The Story Behind the Scientist with Feng Zhang

September 14, 2018

Feng Zhang

Feng Zhang was born and raised in Zhengzhou, the capital of Henan Province, China’s most populous province. Both math and science came easily to him, so he set his academic sights on genetics, a natural marriage of two passions that would allow him to “solve real problems in the real world.”

Zhang earned a B.S. degree in molecular biology and a Master’s in genetics at Nankai University before coming to the U.S. in 1999. As a Ph.D. student at Iowa State University, his research focused on transposable elements of corn, something he also studied as a post-doc at the University of Georgia.

It was Barbara McClintock’s research and remarkable story that triggered Zhang’s interest in transposable elements. McClintock revolutionized cytogenetics when she discovered transposition or “jumping genes,” challenging and eventually refuting the long-held belief that genes are fixed, immobile entities.
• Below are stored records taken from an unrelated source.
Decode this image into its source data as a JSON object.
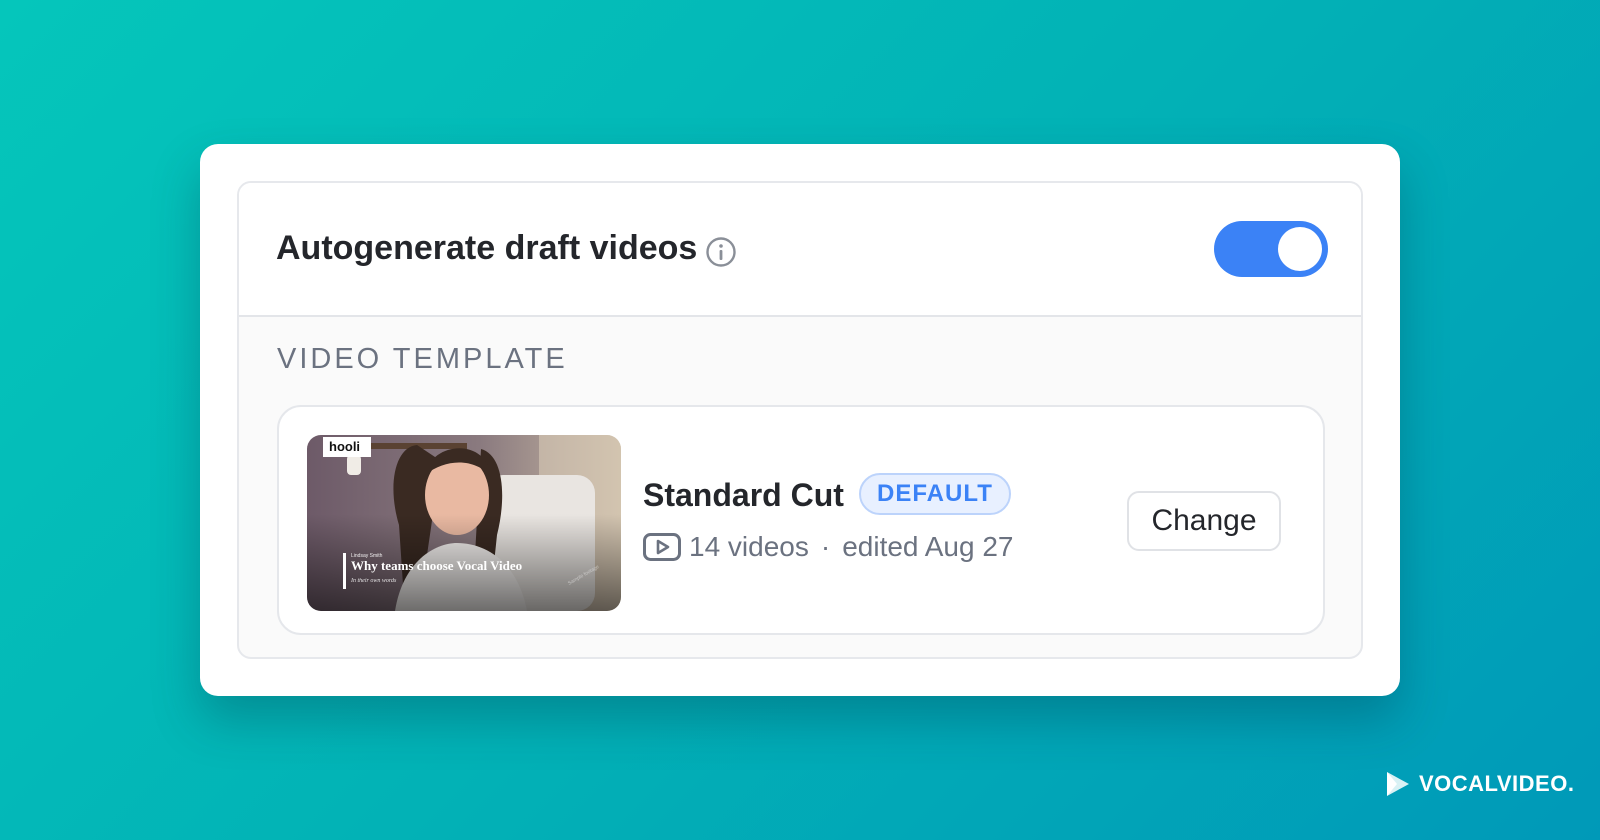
{
  "setting": {
    "title": "Autogenerate draft videos",
    "enabled": true
  },
  "section": {
    "label": "VIDEO TEMPLATE"
  },
  "template": {
    "name": "Standard Cut",
    "badge": "DEFAULT",
    "video_count": "14 videos",
    "separator": "·",
    "edited": "edited Aug 27",
    "change_label": "Change",
    "thumbnail": {
      "logo_text": "hooli",
      "speaker_name": "Lindsay Smith",
      "headline": "Why teams choose Vocal Video",
      "subheadline": "In their own words",
      "watermark": "Sample footage"
    }
  },
  "brand": {
    "wordmark": "VOCALVIDEO."
  },
  "colors": {
    "accent": "#3b82f6",
    "background_start": "#05c6bb",
    "background_end": "#0099b8"
  },
  "icons": [
    "info-icon",
    "video-icon",
    "brand-play-icon"
  ]
}
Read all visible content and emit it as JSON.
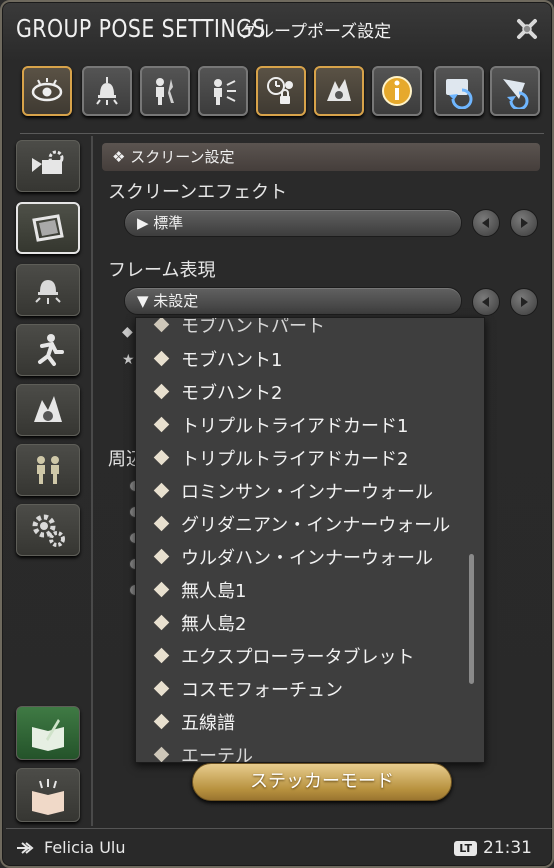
{
  "window": {
    "title": "GROUP POSE SETTINGS",
    "subtitle": "グループポーズ設定"
  },
  "toolbar": {
    "buttons": [
      {
        "icon": "eye-icon",
        "active": true
      },
      {
        "icon": "lamp-icon",
        "active": false
      },
      {
        "icon": "character-stand-icon",
        "active": false
      },
      {
        "icon": "character-light-icon",
        "active": false
      },
      {
        "icon": "clock-sun-icon",
        "active": true
      },
      {
        "icon": "effect-icon",
        "active": true
      },
      {
        "icon": "info-icon",
        "active": false
      },
      {
        "icon": "undo-camera-icon",
        "active": false
      },
      {
        "icon": "undo-rotate-icon",
        "active": false
      }
    ]
  },
  "sidebar": {
    "items": [
      {
        "icon": "camera-settings-icon",
        "active": false
      },
      {
        "icon": "screen-frame-icon",
        "active": true
      },
      {
        "icon": "lamp-icon",
        "active": false
      },
      {
        "icon": "running-figure-icon",
        "active": false
      },
      {
        "icon": "effect-icon",
        "active": false
      },
      {
        "icon": "two-characters-icon",
        "active": false
      },
      {
        "icon": "gears-icon",
        "active": false
      }
    ]
  },
  "screen_settings": {
    "header": "❖ スクリーン設定",
    "screen_effect_label": "スクリーンエフェクト",
    "screen_effect_value": "▶ 標準",
    "frame_label": "フレーム表現",
    "frame_value": "▼ 未設定",
    "partial_label": "周辺"
  },
  "frame_dropdown": {
    "top_cut": "モブハントパート",
    "items": [
      "モブハント1",
      "モブハント2",
      "トリプルトライアドカード1",
      "トリプルトライアドカード2",
      "ロミンサン・インナーウォール",
      "グリダニアン・インナーウォール",
      "ウルダハン・インナーウォール",
      "無人島1",
      "無人島2",
      "エクスプローラータブレット",
      "コスモフォーチュン",
      "五線譜"
    ],
    "bottom_cut": "エーテル"
  },
  "sticker_button": "ステッカーモード",
  "footer": {
    "player_name": "Felicia Ulu",
    "badge": "LT",
    "time": "21:31"
  },
  "colors": {
    "accent_gold": "#d8a34a",
    "sticker_gold": "#c9a04f",
    "diamond": "#e8e0cf"
  }
}
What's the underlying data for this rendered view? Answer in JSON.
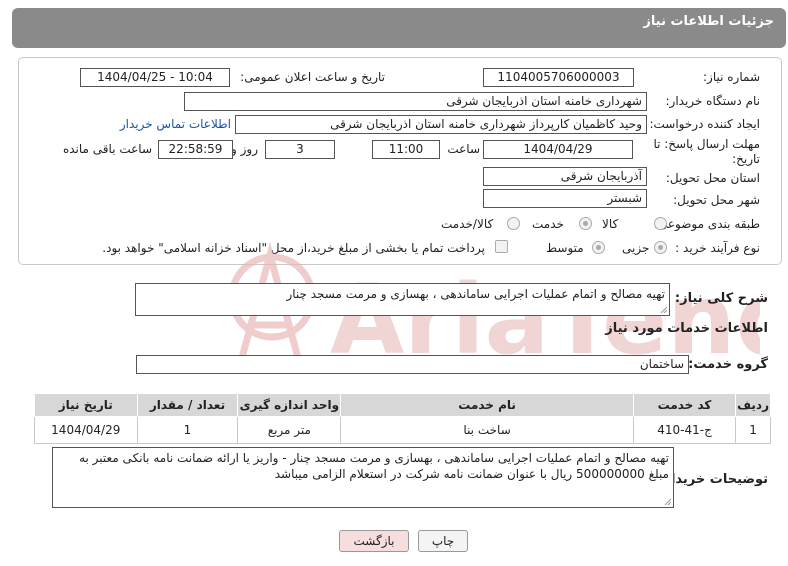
{
  "header": {
    "title": "جزئیات اطلاعات نیاز"
  },
  "form": {
    "need_number_label": "شماره نیاز:",
    "need_number": "1104005706000003",
    "announce_label": "تاریخ و ساعت اعلان عمومی:",
    "announce_value": "1404/04/25 - 10:04",
    "buyer_org_label": "نام دستگاه خریدار:",
    "buyer_org": "شهرداری خامنه استان اذربایجان شرقی",
    "creator_label": "ایجاد کننده درخواست:",
    "creator": "وحید کاظمیان کارپرداز شهرداری خامنه استان اذربایجان شرقی",
    "contact_link": "اطلاعات تماس خریدار",
    "deadline_label_1": "مهلت ارسال پاسخ: تا",
    "deadline_label_2": "تاریخ:",
    "deadline_date": "1404/04/29",
    "time_label": "ساعت",
    "deadline_time": "11:00",
    "days_value": "3",
    "days_label": "روز و",
    "remaining_time": "22:58:59",
    "remaining_label": "ساعت باقی مانده",
    "province_label": "استان محل تحویل:",
    "province": "آذربایجان شرقی",
    "city_label": "شهر محل تحویل:",
    "city": "شبستر",
    "category_label": "طبقه بندی موضوعی:",
    "category_options": [
      "کالا",
      "خدمت",
      "کالا/خدمت"
    ],
    "category_selected": "خدمت",
    "process_label": "نوع فرآیند خرید :",
    "process_options": [
      "جزیی",
      "متوسط"
    ],
    "process_selected": "جزیی",
    "payment_note": "پرداخت تمام یا بخشی از مبلغ خرید،از محل \"اسناد خزانه اسلامی\" خواهد بود."
  },
  "summary": {
    "label": "شرح کلی نیاز:",
    "text": "تهیه مصالح و اتمام عملیات اجرایی ساماندهی ، بهسازی و مرمت مسجد چنار"
  },
  "services": {
    "title": "اطلاعات خدمات مورد نیاز",
    "group_label": "گروه خدمت:",
    "group_value": "ساختمان",
    "columns": [
      "ردیف",
      "کد خدمت",
      "نام خدمت",
      "واحد اندازه گیری",
      "تعداد / مقدار",
      "تاریخ نیاز"
    ],
    "rows": [
      {
        "row": "1",
        "code": "ج-41-410",
        "name": "ساخت بنا",
        "unit": "متر مربع",
        "qty": "1",
        "date": "1404/04/29"
      }
    ]
  },
  "buyer_notes": {
    "label": "توضیحات خریدار:",
    "text": "تهیه مصالح و اتمام عملیات اجرایی ساماندهی ، بهسازی و مرمت مسجد چنار - واریز یا ارائه ضمانت نامه بانکی معتبر به مبلغ 500000000 ریال با عنوان ضمانت نامه  شرکت در استعلام الزامی میباشد"
  },
  "actions": {
    "print": "چاپ",
    "back": "بازگشت"
  },
  "watermark": {
    "text": "AriaTender.neT"
  },
  "colors": {
    "header_bg": "#8a8a8a",
    "link": "#1a55a5",
    "back_button_bg": "#f6dede",
    "watermark": "#e7b3b3"
  }
}
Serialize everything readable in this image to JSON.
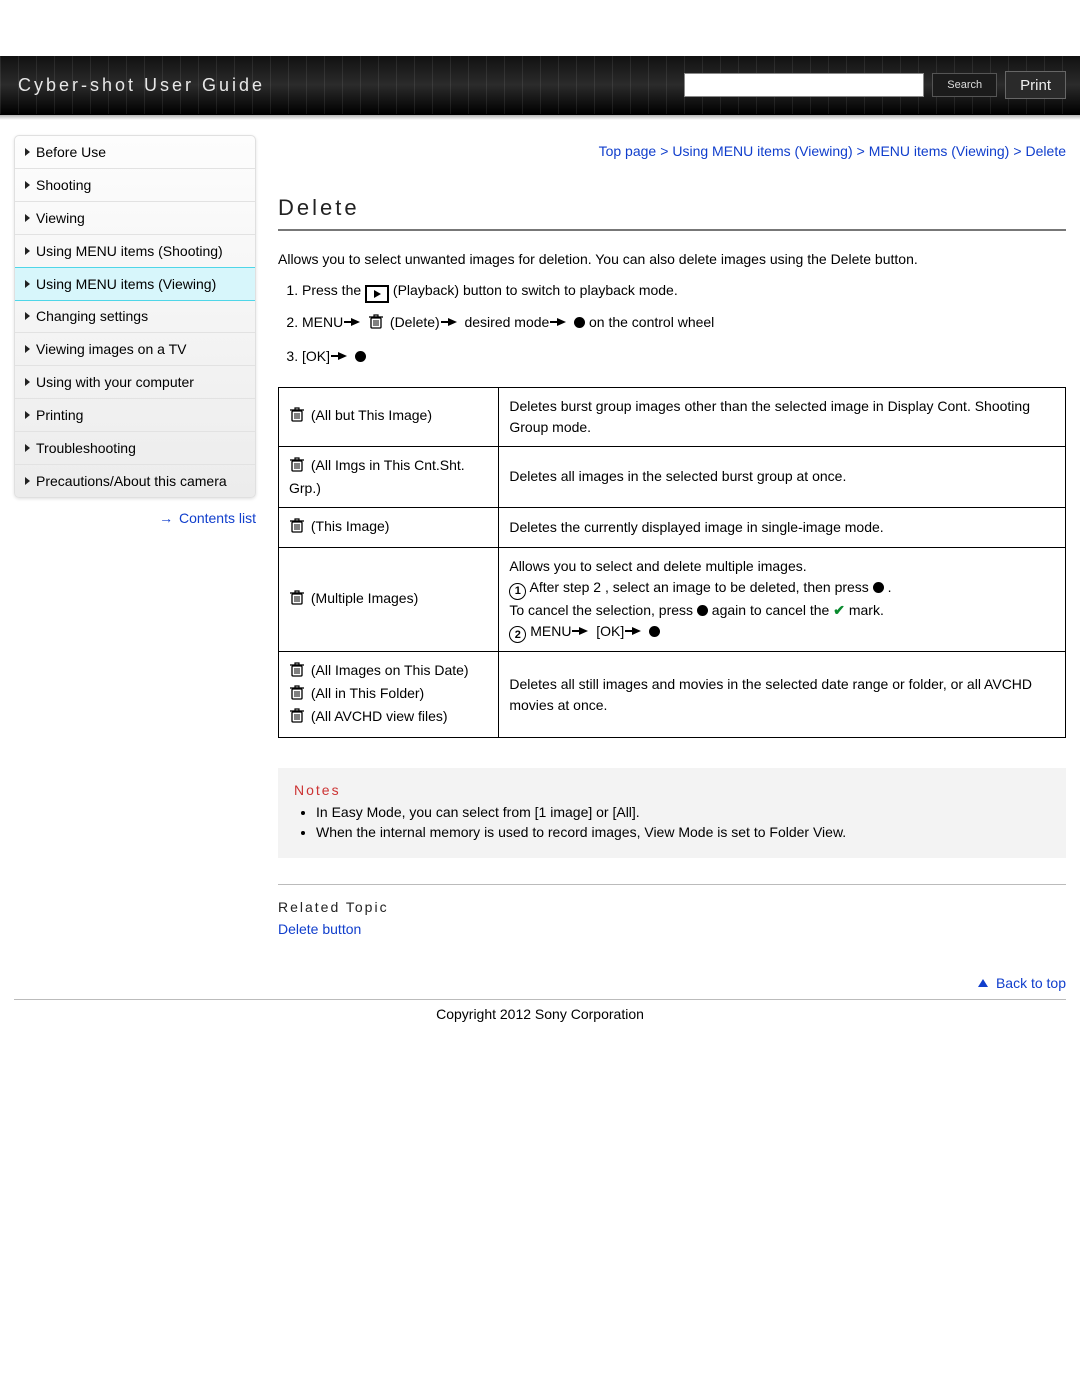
{
  "header": {
    "title": "Cyber-shot User Guide",
    "search_button": "Search",
    "print_button": "Print"
  },
  "sidebar": {
    "items": [
      {
        "label": "Before Use"
      },
      {
        "label": "Shooting"
      },
      {
        "label": "Viewing"
      },
      {
        "label": "Using MENU items (Shooting)"
      },
      {
        "label": "Using MENU items (Viewing)",
        "active": true
      },
      {
        "label": "Changing settings"
      },
      {
        "label": "Viewing images on a TV"
      },
      {
        "label": "Using with your computer"
      },
      {
        "label": "Printing"
      },
      {
        "label": "Troubleshooting"
      },
      {
        "label": "Precautions/About this camera"
      }
    ],
    "contents_list": "Contents list"
  },
  "breadcrumb": {
    "parts": [
      "Top page",
      "Using MENU items (Viewing)",
      "MENU items (Viewing)",
      "Delete"
    ]
  },
  "page_title": "Delete",
  "intro": "Allows you to select unwanted images for deletion. You can also delete images using the Delete button.",
  "steps": {
    "s1_a": "Press the ",
    "s1_b": " (Playback) button to switch to playback mode.",
    "s2_a": "MENU ",
    "s2_b": " (Delete) ",
    "s2_c": " desired mode ",
    "s2_d": " on the control wheel",
    "s3_a": "[OK] "
  },
  "table": {
    "r1_label": " (All but This Image)",
    "r1_desc": "Deletes burst group images other than the selected image in Display Cont. Shooting Group mode.",
    "r2_label": " (All Imgs in This Cnt.Sht. Grp.)",
    "r2_desc": "Deletes all images in the selected burst group at once.",
    "r3_label": " (This Image)",
    "r3_desc": "Deletes the currently displayed image in single-image mode.",
    "r4_label": " (Multiple Images)",
    "r4_desc_a": "Allows you to select and delete multiple images.",
    "r4_desc_b": " After step 2 , select an image to be deleted, then press ",
    "r4_desc_c": "To cancel the selection, press ",
    "r4_desc_d": " again to cancel the ",
    "r4_desc_e": " mark.",
    "r4_desc_f": " MENU ",
    "r4_desc_g": " [OK] ",
    "r5_label_a": " (All Images on This Date)",
    "r5_label_b": " (All in This Folder)",
    "r5_label_c": " (All AVCHD view files)",
    "r5_desc": "Deletes all still images and movies in the selected date range or folder, or all AVCHD movies at once."
  },
  "notes": {
    "title": "Notes",
    "items": [
      "In Easy Mode, you can select from [1 image] or [All].",
      "When the internal memory is used to record images, View Mode is set to Folder View."
    ]
  },
  "related": {
    "title": "Related Topic",
    "link": "Delete button"
  },
  "back_to_top": "Back to top",
  "footer": "Copyright 2012 Sony Corporation"
}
In 2008, Zhang, a post-doctoral researcher, and Dan Voytas a UMN professor with Genetics, Cell Biology and Development, had a breakthrough in gene-editing that pushed past the low-efficacy limitations of more conventional techniques. Using their groundbreaking system, TALEN® (transcription activator-like effector nucleases) can insert, delete and replace DNA sequences in a targeted and precise manner, harnessing and controlling genetic traits.

The duo formed Calyxt in 2010, a U of M biotech start-up that uses genetic engineering to develop more nutritious, resilient crops. During the seven years Zhang was with the New Brighton-based company, he and Voytas put TALEN® to the test: Among their successes is a soybean that produces high-oleic, trans-fat-free oil and high-fiber, mold-resistant wheat. When Calyxt went public last year, the founder and COO took the opportunity to return to academia. He joined the U’s Department of Plant and Microbial Biology in January as an assistant professor. Zhang is also a member of the Center for Precision Plant Genomics, a multi-lab body committed to improving genetic-engineering methods and by extension the quality of plants and crop yields.

 “At heart, I’m still a scientist,” Zhang said. “I want to keep advancing the [genome-engineering] technology.”

-Ruth Weleczki


INCIDENTALS:

Inspirational source: American geneticist Barbara McClintock studied the genomic structure of maize as a young woman in the 1930s, until her death in 1992. An anomaly in the male-dominated world of science and a pioneer who revolutionized cytogenetics, McClintock discovered transposition or “jumping genes,” casting doubt on the theory that genes are immobile entities, arranged in a fixed, linear position. In fact, McClintock found that sections of maize chromosomes can detach themselves, move and reattach to other chromosomes, subsequently switching genes on and off and altering which traits are expressed and which are not. Her research was met with skepticism and for decades was largely dismissed by her contemporaries. The importance of her work was eventually recognized, and in 1983, 81-year-old McClintock was awarded the Nobel Prize. 

Unexpected true facts: “Feng Zhang is a pretty popular name in China. There are more than 100,000 Feng Zhangs in this world, including the CRIPSR inventor at Broad Institute.”

If you were a plant, what would you be? “Corn. It’s tall, resilient, tough, diverse and genetically challenging.”

When he’s not doing science… : Feng is coaching his twin 11-year-old sons’ soccer team and enjoying more relaxing sports like golf. Feng, his wife and sons live in Maple Grove.